- W dalszym ciągu uważamy, że Polska powinna być peryferią niemieckiej Unii Europejskiej i to się skończy źle – ostrzegał dr. Jerzy Targalski w dzisiejszym, wieczornym „Geopolitycznym tyglu” w TVRepublika
- Wizyta Prezydenta Andrzeja Dudy w USA miała wyłącznie wymiar wizerunkowy, PR-owski - podkreślał historyk dr Jerzy Targalski w „Geopolitycznym tyglu”. I porównał ją do wizyty Binjamina Netanjahu w USA, który „pojechał tam wyłącznie w celach wizerunkowych przed ostatnimi wyborami w Izraelu, co pozwoliło mu się utrzymać na scenie politycznej”.
Zdaniem dr Targalskiego wizyta za oceanem przyniosła prezydentowi Dudzie „kilka dodatkowych procent w głosowaniu”, ponieważ „jesteśmy społeczeństwem bardzo zakompleksionym” i dlatego działania wizerunkowe są niezwykle ważne. Za błąd uważa natomiast „rozdymanie oczekiwań”, „przecieki o rzekomo mających nastąpić w czasie wizyty istotnych dla Polski porozumieniach.
- Sądzę, że do tych porozumień prędzej czy później dojdzie, ale to dłuższy proces wynikający ze ścierania się rozmaitych interesów w USA i w Europie.
Za bardzo ważną sprawę uważa dr. Targalski kwestię oficjalnej polityki Polski. - Jest ona oparta na takim założeniu, że ze Stanami Zjednoczonymi łączą nas kwestie bezpieczeństwa, natomiast kwestie gospodarcze z niemiecką Unia Europejską – podkreślał dr. Targalski. W praktyce oznacza to, że naszą współpracę z USA ograniczamy wyłącznie do zagadnień wojskowych, natomiast gospodarczo „w dalszym ciągu uważamy, że Polska powinna być peryferią niemieckiej Unii Europejskiej i to się skończy źle.” Historyk zauważa, że z punktu widzenia interesów niemieckich Polska nie powinna być silna gospodarczo. - Polska jest do dojenia, ma być dodatkiem do gospodarki niemieckiej, natomiast nie może być samodzielna – zaznaczył dr Targalski.
- Trzeba się zastanowić, co jest dla na lepsze, bo dalsze gadanie, że Polska opiera się na dwóch filarach: bezpieczeństwo to USA, a gospodarka to Niemcy zwane oficjalnie UE to dowód, że się nie dostrzega rzeczywistości – mówił dr.

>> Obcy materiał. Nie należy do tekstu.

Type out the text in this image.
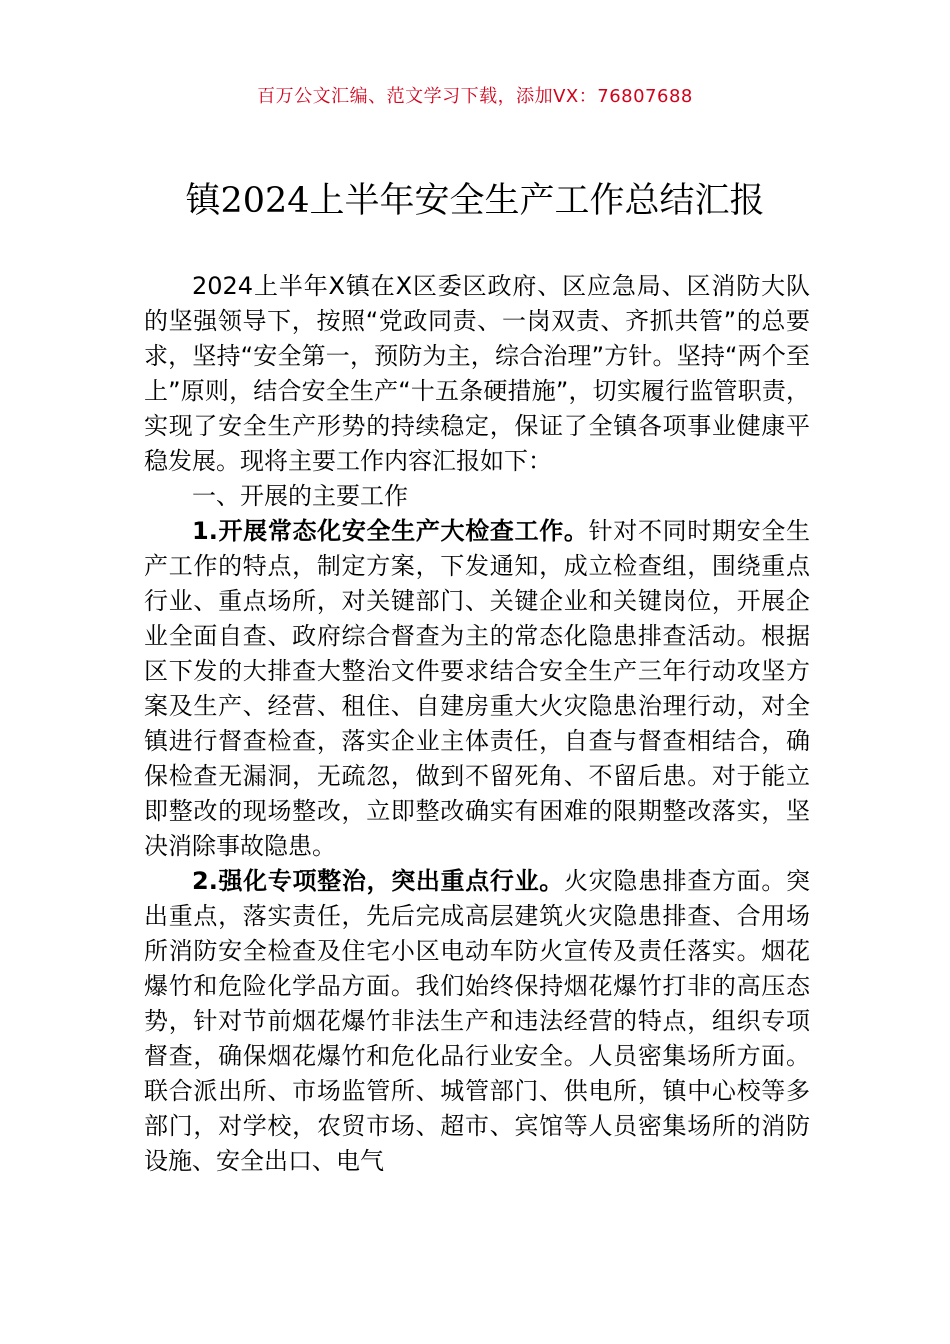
百万公文汇编、范文学习下载，添加VX：76807688
镇2024上半年安全生产工作总结汇报

2024上半年X镇在X区委区政府、区应急局、区消防大队的坚强领导下，按照“党政同责、一岗双责、齐抓共管”的总要求，坚持“安全第一，预防为主，综合治理”方针。坚持“两个至上”原则，结合安全生产“十五条硬措施”，切实履行监管职责，实现了安全生产形势的持续稳定，保证了全镇各项事业健康平稳发展。现将主要工作内容汇报如下：

一、开展的主要工作

1.开展常态化安全生产大检查工作。针对不同时期安全生产工作的特点，制定方案，下发通知，成立检查组，围绕重点行业、重点场所，对关键部门、关键企业和关键岗位，开展企业全面自查、政府综合督查为主的常态化隐患排查活动。根据区下发的大排查大整治文件要求结合安全生产三年行动攻坚方案及生产、经营、租住、自建房重大火灾隐患治理行动，对全镇进行督查检查，落实企业主体责任，自查与督查相结合，确保检查无漏洞，无疏忽，做到不留死角、不留后患。对于能立即整改的现场整改，立即整改确实有困难的限期整改落实，坚决消除事故隐患。

2.强化专项整治，突出重点行业。火灾隐患排查方面。突出重点，落实责任，先后完成高层建筑火灾隐患排查、合用场所消防安全检查及住宅小区电动车防火宣传及责任落实。烟花爆竹和危险化学品方面。我们始终保持烟花爆竹打非的高压态势，针对节前烟花爆竹非法生产和违法经营的特点，组织专项督查，确保烟花爆竹和危化品行业安全。人员密集场所方面。联合派出所、市场监管所、城管部门、供电所，镇中心校等多部门，对学校，农贸市场、超市、宾馆等人员密集场所的消防设施、安全出口、电气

Targalski. I wskazał na istniejący konflikt między Niemcami a USA.
Dr Targalski nawiązał też do ewentualnego przerzucenia wojsk amerykańskich z Niemiec do Polski. I omówił dwie możliwości. Pierwszą, w ramach NATO i drugą poza NATO. - Jak NATO by się zachowało w przypadku inwazji rosyjskiej to wiemy – pewno zwołałoby konferencję, na której by sobie pojedli, popili, dali jakieś oświadczenie (…) - uważał Targalski przypominając czas, gdy Litwa walczyła o niepodległość i Francuzi utworzyli w Paryżu Komitet Wspierania Litwy, zebrali na ten cel środki i przeznaczyli je na urządzenie bankietu protestacyjnego.
-Z punktu widzenia polskiego ważne jest, aby Polska była głównym sojusznikiem USA w Europie, a po drugie żeby istniał osobny układ o bezpieczeństwie między Polską a Stanami Zjednoczonymi. „nie w ramach NATO, ale obok NATO” - podkreślił dr. Targalski. - Ta perspektywa budzi właśnie największy opór Niemiec – uświadamiał historyk. - Niemcy dążą w sposób widoczny, aby stać się osobnym centrum politycznym, oczywiście w formie ogólnoeuropejskiej, stąd starania o przekształcenie UE w jedno państwo, którego rdzeniem będą Niemcy – dodał. Jego zdaniem jedyne bezpieczeństwo mogą nam zapewnić Stany Zjednoczone, stąd powinniśmy się starać związać z USA również gospodarczo, bo tylko wówczas Ameryce będzie zależeć, aby rzeczywiście bronić naszego terytorium, na którym będą mieli swoje inwestycje.